El secretario del ayuntamiento tenía una hija con parálisis cerebral, su enfermedad pocas veces daba tregua, y en una de las crisis en que creyeron que se iba, la niña remontó. Como premio le llevaron un cachorro, al que llamaron Tatu. Tenía la peculiaridad de que un ojo lo tenía dentro de una mancha negra y en el otro la mancha era blanca. Como el de Toby, pensé yo. La mascota fue fiel a la niña, tratándola con cuidado de no hacerla daño y jugando siempre con la misma pelota, aquella que estaba semienterrada a los pies de la tumba. La delicada salud de la pequeña no aguantó mucho más, y en una crisis muy grave falleció. Los padres entristecieron tanto al echar en falta cuidar a la niña, que sucumbieron a una grave depresión. El diagnostico del médico fue cambiar de aires, vivir en otro lugar que no les recordara a su hija y al mudarse a la ciudad, llevaron a un albergue al perro, porque con su presencia seguían sin olvidar.
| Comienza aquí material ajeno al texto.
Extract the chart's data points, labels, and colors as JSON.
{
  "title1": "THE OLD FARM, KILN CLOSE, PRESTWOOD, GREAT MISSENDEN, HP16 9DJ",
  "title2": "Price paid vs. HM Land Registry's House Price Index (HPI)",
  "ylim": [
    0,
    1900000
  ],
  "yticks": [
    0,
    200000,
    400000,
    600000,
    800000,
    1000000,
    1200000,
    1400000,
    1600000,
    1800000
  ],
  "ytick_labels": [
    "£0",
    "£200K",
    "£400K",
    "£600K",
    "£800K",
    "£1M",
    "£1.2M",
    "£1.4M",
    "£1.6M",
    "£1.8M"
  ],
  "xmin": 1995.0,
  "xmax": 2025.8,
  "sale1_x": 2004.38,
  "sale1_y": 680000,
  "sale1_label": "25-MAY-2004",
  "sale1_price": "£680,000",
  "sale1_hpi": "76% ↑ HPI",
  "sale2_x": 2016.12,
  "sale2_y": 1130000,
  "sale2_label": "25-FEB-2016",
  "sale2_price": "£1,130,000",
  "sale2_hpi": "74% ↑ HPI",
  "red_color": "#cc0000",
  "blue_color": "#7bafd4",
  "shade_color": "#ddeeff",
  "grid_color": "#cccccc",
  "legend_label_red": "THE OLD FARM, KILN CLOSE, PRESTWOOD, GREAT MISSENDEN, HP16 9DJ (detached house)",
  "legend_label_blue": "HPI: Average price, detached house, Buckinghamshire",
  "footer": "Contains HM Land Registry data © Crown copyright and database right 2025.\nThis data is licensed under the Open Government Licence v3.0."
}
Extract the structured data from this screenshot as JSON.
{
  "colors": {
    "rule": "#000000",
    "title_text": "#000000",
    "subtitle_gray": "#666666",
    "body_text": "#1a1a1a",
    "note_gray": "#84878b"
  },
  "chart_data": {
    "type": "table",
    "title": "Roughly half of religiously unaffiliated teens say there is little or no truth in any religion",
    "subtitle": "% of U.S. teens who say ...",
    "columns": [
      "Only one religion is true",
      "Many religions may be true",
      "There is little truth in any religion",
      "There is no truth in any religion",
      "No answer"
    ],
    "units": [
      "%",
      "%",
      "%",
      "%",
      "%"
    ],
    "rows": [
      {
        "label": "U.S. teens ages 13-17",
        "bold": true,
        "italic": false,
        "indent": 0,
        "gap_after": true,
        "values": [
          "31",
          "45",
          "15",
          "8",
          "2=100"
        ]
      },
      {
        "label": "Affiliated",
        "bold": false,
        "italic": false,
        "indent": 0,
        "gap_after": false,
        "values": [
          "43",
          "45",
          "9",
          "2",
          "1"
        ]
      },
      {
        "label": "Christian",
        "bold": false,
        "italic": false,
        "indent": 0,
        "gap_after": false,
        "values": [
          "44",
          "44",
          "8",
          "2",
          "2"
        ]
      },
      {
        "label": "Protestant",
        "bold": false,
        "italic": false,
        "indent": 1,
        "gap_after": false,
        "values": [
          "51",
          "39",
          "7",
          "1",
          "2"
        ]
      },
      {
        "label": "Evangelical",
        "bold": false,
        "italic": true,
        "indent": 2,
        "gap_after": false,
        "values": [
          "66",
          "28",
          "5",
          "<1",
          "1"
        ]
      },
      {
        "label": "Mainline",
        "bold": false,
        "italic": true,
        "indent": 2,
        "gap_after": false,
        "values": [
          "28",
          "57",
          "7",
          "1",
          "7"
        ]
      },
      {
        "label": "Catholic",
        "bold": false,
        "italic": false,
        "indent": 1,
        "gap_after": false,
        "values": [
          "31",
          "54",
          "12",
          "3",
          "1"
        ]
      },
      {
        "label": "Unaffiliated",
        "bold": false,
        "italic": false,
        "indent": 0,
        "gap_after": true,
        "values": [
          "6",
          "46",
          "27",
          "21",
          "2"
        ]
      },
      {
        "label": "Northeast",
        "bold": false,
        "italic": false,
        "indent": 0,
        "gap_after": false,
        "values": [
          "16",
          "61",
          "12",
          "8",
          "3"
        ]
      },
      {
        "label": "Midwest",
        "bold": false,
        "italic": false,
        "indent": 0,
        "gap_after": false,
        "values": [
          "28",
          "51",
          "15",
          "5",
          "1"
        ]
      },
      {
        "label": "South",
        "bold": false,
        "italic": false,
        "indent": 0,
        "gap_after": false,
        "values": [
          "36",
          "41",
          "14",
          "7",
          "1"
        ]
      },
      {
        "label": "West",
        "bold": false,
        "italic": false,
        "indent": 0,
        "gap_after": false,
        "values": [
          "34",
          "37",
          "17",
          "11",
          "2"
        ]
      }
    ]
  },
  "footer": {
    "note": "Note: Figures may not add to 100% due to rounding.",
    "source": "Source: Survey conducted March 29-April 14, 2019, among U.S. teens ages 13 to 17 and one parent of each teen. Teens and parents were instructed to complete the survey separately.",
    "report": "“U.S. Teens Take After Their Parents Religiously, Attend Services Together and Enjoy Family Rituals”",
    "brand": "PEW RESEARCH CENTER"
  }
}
Es así como supe del pasado de mi mascota, algo inusual cuando adoptas un animal ya crecido, la casualidad hizo que frecuentara el mismo pueblo que su antigua dueña, y viendo su fidelidad, cada vez que visitaba a mi familia, dejaba que corriera hasta aquel alegre cementerio al que nunca más tuve miedo. Con el tiempo no hizo falta ir a buscarle, él solito regresaba a casa de mis abuelos, sospecho que empezaba a comprender que tener dos amigas era algo bueno.